L'exhumation du corps de Sankara et de ses compagnons au menu des quotidiens au Burkina Faso | Archives/DR
L’exhumation du corps de Sankara et de ses compagnons au menu des quotidiens au Burkina Faso | Archives/DR

Les journaux burkinabè ont largement commenté, ce mardi, le début de l’exhumation des corps du capitaine Thomas Sankara et de ses 12 compagnons, tués le 15 octobre 1987, dont les travaux ont débuté la veille à Ouagadougou.

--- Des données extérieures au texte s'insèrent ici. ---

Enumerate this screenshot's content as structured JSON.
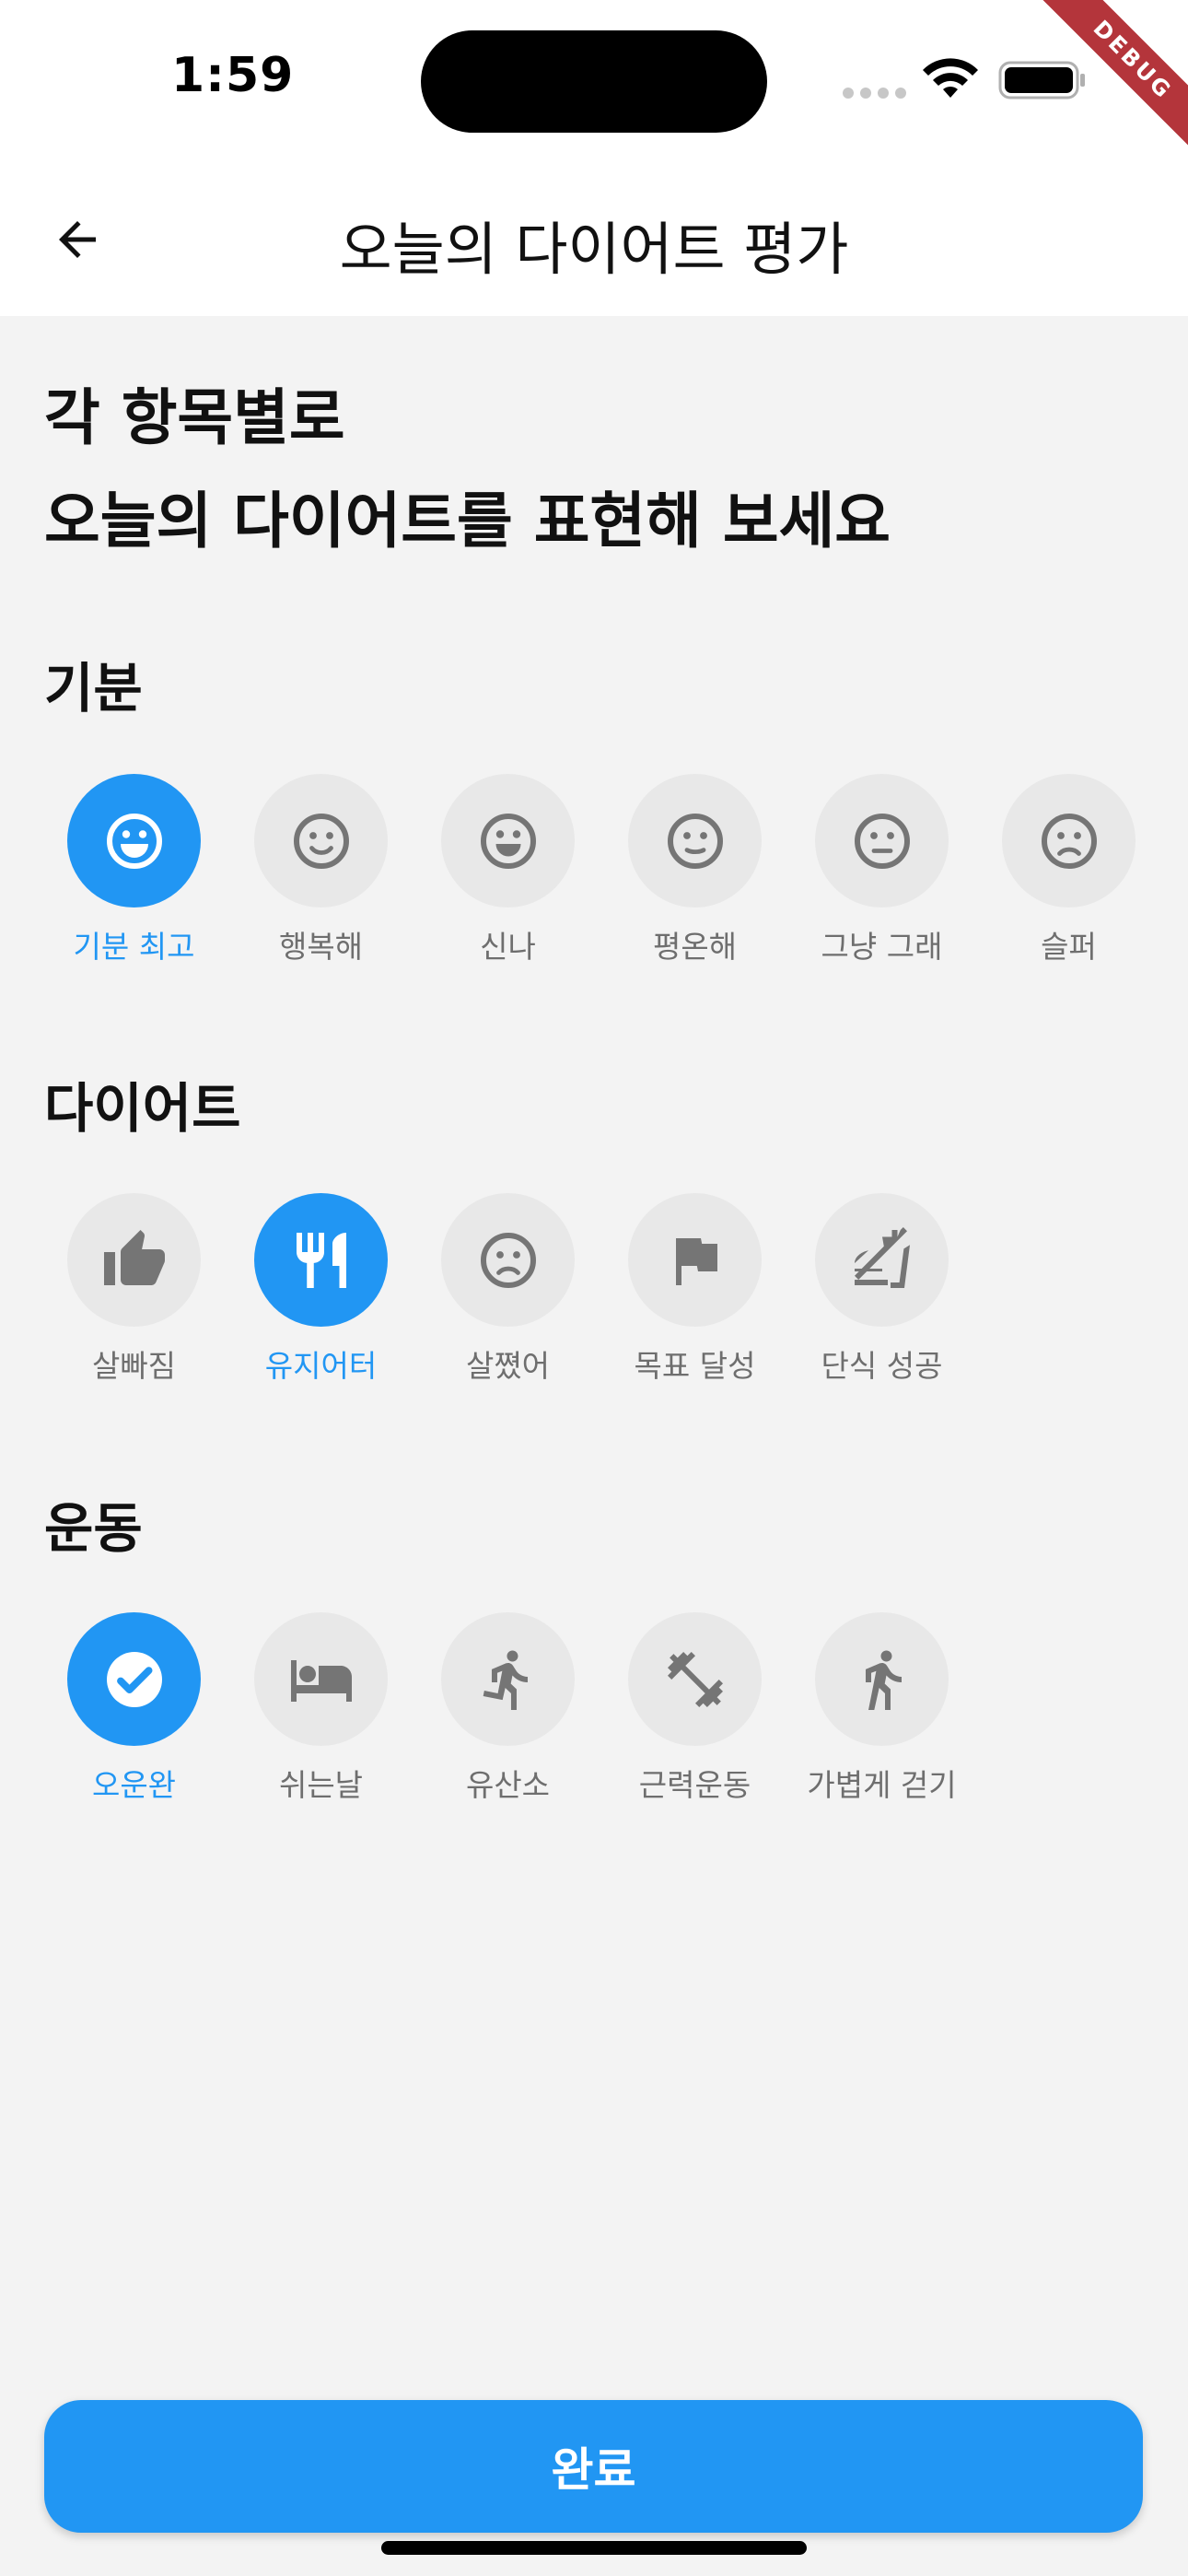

‘Exhumation des restes de Thomas Sankara et de ses compagnons : 02 restes sur 13 déjà exhumés”, arbore à sa Une le journal Les Dernières nouvelles du Faso (DNF) qui précise que les travaux ont démarré, hier lundi, en présence des membres des différentes familles et de leurs avocats.

Et le Quotidien de reprendre à sa Une les propos de l’un des avocats de la famille Sankara, Me Ambroise Farama qui affirme qu”’on a trouvé des ossements et bien plus”.

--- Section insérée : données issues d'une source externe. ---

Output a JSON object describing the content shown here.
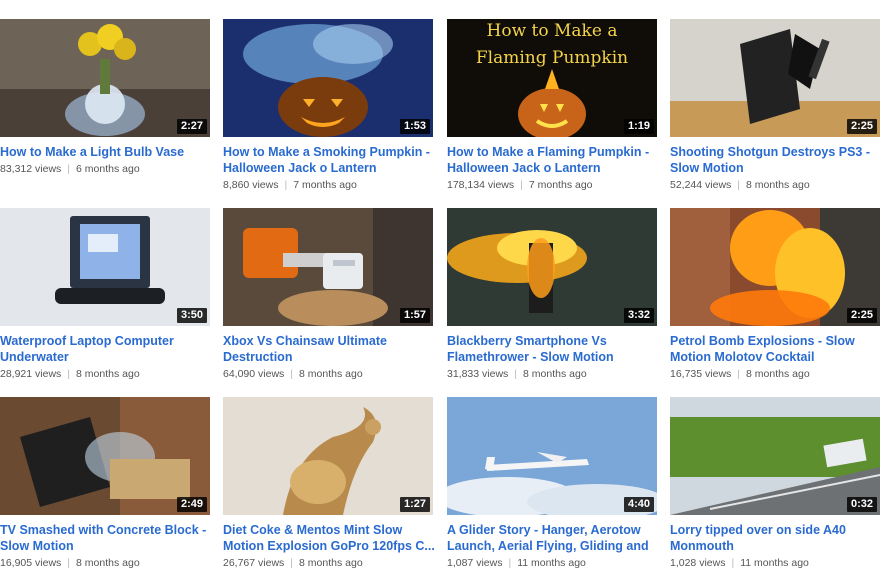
{
  "videos": [
    {
      "title": "How to Make a Light Bulb Vase",
      "views": "83,312 views",
      "age": "6 months ago",
      "duration": "2:27"
    },
    {
      "title": "How to Make a Smoking Pumpkin - Halloween Jack o Lantern",
      "views": "8,860 views",
      "age": "7 months ago",
      "duration": "1:53"
    },
    {
      "title": "How to Make a Flaming Pumpkin - Halloween Jack o Lantern",
      "views": "178,134 views",
      "age": "7 months ago",
      "duration": "1:19",
      "thumb_text": "How to Make a Flaming Pumpkin"
    },
    {
      "title": "Shooting Shotgun Destroys PS3 - Slow Motion",
      "views": "52,244 views",
      "age": "8 months ago",
      "duration": "2:25"
    },
    {
      "title": "Waterproof Laptop Computer Underwater",
      "views": "28,921 views",
      "age": "8 months ago",
      "duration": "3:50"
    },
    {
      "title": "Xbox Vs Chainsaw Ultimate Destruction",
      "views": "64,090 views",
      "age": "8 months ago",
      "duration": "1:57"
    },
    {
      "title": "Blackberry Smartphone Vs Flamethrower - Slow Motion",
      "views": "31,833 views",
      "age": "8 months ago",
      "duration": "3:32"
    },
    {
      "title": "Petrol Bomb Explosions - Slow Motion Molotov Cocktail",
      "views": "16,735 views",
      "age": "8 months ago",
      "duration": "2:25"
    },
    {
      "title": "TV Smashed with Concrete Block - Slow Motion",
      "views": "16,905 views",
      "age": "8 months ago",
      "duration": "2:49"
    },
    {
      "title": "Diet Coke & Mentos Mint Slow Motion Explosion GoPro 120fps C...",
      "views": "26,767 views",
      "age": "8 months ago",
      "duration": "1:27"
    },
    {
      "title": "A Glider Story - Hanger, Aerotow Launch, Aerial Flying, Gliding and ...",
      "views": "1,087 views",
      "age": "11 months ago",
      "duration": "4:40"
    },
    {
      "title": "Lorry tipped over on side A40 Monmouth",
      "views": "1,028 views",
      "age": "11 months ago",
      "duration": "0:32"
    }
  ]
}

Dans la même veine, L’Observateur Paalga, le doyen des quotidien privés du Burkina Faso, affiche : ‘’Noufou et Amadé (Sawadogo) pour commencer”, avant de lancer cette exclamation: ‘’ La parole est maintenant aux tombeaux !”.

Aujourd’hui au Faso, un autre quotidien privé, pour sa part, mentionne, à sa Une : ‘’Exhumation des restes de Sankara et compagnons : Experts et juges à labour de Dagnoën (nom du cimetière où sont enterrés les 13 corps, ndlr)”.

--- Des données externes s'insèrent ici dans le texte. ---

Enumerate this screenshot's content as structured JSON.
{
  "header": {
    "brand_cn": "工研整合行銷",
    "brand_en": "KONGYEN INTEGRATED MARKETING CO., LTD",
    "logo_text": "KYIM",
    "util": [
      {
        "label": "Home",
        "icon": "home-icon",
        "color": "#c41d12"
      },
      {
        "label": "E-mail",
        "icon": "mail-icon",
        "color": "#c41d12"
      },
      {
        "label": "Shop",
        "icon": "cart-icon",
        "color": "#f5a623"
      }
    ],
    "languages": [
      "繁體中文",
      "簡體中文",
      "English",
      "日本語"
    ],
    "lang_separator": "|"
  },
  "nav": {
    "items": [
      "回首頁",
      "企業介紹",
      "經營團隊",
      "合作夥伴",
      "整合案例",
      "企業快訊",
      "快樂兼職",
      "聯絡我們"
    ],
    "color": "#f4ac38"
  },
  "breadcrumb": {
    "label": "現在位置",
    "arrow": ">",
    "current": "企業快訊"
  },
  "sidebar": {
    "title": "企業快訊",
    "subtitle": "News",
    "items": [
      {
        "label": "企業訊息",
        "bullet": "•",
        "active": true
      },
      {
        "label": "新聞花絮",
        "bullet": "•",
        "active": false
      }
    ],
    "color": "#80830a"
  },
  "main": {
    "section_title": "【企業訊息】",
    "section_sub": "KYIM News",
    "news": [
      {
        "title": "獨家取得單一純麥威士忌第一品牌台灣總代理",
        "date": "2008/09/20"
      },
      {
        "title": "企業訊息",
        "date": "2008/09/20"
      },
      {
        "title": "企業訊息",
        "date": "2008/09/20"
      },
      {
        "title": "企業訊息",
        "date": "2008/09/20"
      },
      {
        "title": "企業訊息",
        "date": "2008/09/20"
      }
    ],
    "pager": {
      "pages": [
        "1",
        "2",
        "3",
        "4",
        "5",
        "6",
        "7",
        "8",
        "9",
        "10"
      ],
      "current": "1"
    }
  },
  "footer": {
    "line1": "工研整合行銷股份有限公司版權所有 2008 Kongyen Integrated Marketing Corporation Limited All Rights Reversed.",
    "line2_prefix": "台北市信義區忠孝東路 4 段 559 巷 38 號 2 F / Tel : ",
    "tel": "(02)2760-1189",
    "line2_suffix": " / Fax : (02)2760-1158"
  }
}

Le même journal indique qu’au soir de la première journée de l’opération, deux tombes ont été ouvertes et que l’on y a déjà retrouvé des débris de survêtements et des ossements.

‘’Quant à la tombe du capitaine Thomas Sankara, son exhumation est prévue pour aujourd’hui (mardi, ndlr)”, écrit notre confrère.

De son côté, le quotidien national Sidwaya, renseigne que les travaux d’exhumation se sont déroulés loin des regards de la population et de la presse ameutées pour la circonstance.

‘’L’impressionnant dispositif sécuritaire composé des éléments de la gendarmerie et de la police n’a pas permis aux journalistes et autres chasseurs d’images d’être des témoins-clés de cet instant solennel. Seules les personnes qui avaient un lien avec le dossier ont eu accès aux tombes‘’, fait remarquer le journal étatique.